Thursday, November 3, 2011

A Sunday run...er...walk

I am going to forgo the predictable intro in which I describe my state of stress and anxiety. Everyone knows the story. Which is why, as an "assignment" for the Marsh Associates this week, Jennifer Quigley and Soren Hessler encouraged us to incorporate the practice of keeping Sabbath into our schedule. This is something that has given me no end of trouble in the past. Keeping the Sabbath is a wonderful practice, necessary to reconnect with God, community, and the self; and, unfortunately, something I have not been successful at enacting.

The solution to this problem was apparently being commanded to keep the Sabbath as a part of my internship (believe me readers, I am fully aware of the irony here). And so, last Sunday I set out on my long run for the week. As I was huffing and puffing my way up and down Newton's "gently rolling hills," I realized that even my stress-busting exercise routine was becoming just another appointment to keep.
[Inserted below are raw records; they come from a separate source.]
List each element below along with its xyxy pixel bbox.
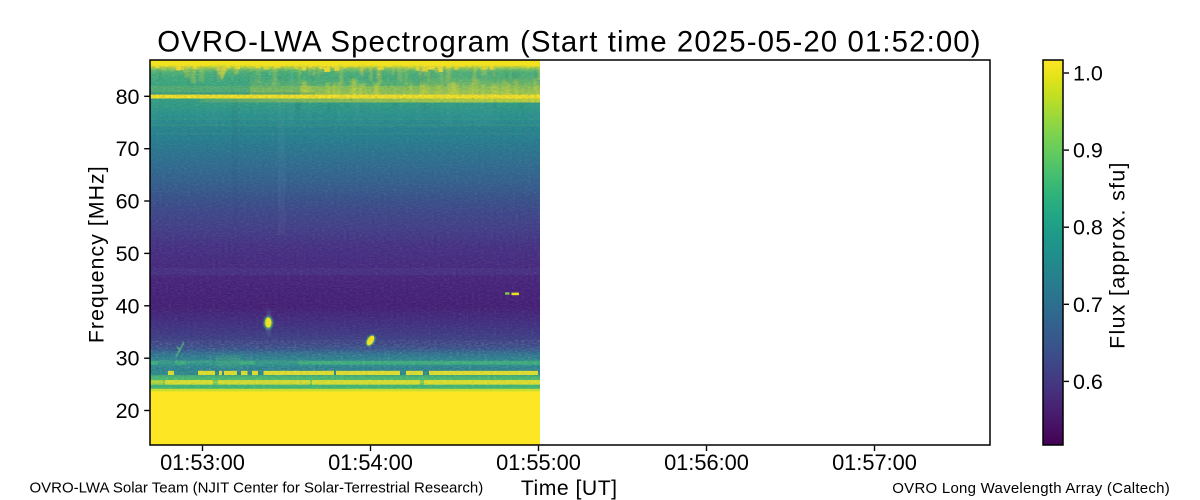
svg-text:OVRO-LWA Spectrogram (Start ti: OVRO-LWA Spectrogram (Start time 2025-05…	[157, 25, 981, 58]
svg-text:20: 20	[116, 399, 140, 423]
svg-text:Time [UT]: Time [UT]	[521, 477, 618, 500]
svg-text:01:54:00: 01:54:00	[328, 450, 413, 475]
svg-text:70: 70	[116, 137, 140, 161]
svg-text:60: 60	[116, 190, 140, 214]
svg-text:40: 40	[116, 294, 140, 318]
svg-text:0.8: 0.8	[1073, 216, 1103, 240]
svg-text:OVRO Long Wavelength Array (Ca: OVRO Long Wavelength Array (Caltech)	[892, 480, 1170, 497]
svg-text:1.0: 1.0	[1073, 62, 1103, 86]
svg-text:0.6: 0.6	[1073, 370, 1103, 394]
svg-text:OVRO-LWA Solar Team (NJIT Cent: OVRO-LWA Solar Team (NJIT Center for Sol…	[30, 479, 484, 496]
svg-text:30: 30	[116, 347, 140, 371]
svg-text:0.7: 0.7	[1073, 293, 1103, 317]
svg-text:50: 50	[116, 242, 140, 266]
svg-text:01:55:00: 01:55:00	[496, 450, 581, 475]
svg-text:0.9: 0.9	[1073, 139, 1103, 163]
svg-text:Flux [approx. sfu]: Flux [approx. sfu]	[1107, 161, 1130, 349]
svg-text:01:57:00: 01:57:00	[832, 450, 917, 475]
svg-text:01:53:00: 01:53:00	[160, 450, 245, 475]
svg-text:01:56:00: 01:56:00	[664, 450, 749, 475]
svg-text:Frequency [MHz]: Frequency [MHz]	[86, 165, 109, 343]
svg-text:80: 80	[116, 85, 140, 109]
I stopped, caught my breath, and started walking. Then, when walking started to seem too ordinary, I began to stroll.

For the first time in the week, I took time to do absolutely nothing. I took in the scene unfolding around me, the sounds of other joggers, the cars passing on the street, and let it all dissipate into background noise. A half hour later I called my dad and reconnected with my community back home, asking about his life, the well-being of my grandparents, of my siblings. After fifteen minutes of chatting, I settled into a walking meditation. I thanked God for the problems and challenges that keep me sharp, for the lives of others that put my own life into perspective, for the day. Rising on the crest of my prayer, I shook my legs out, and ran home.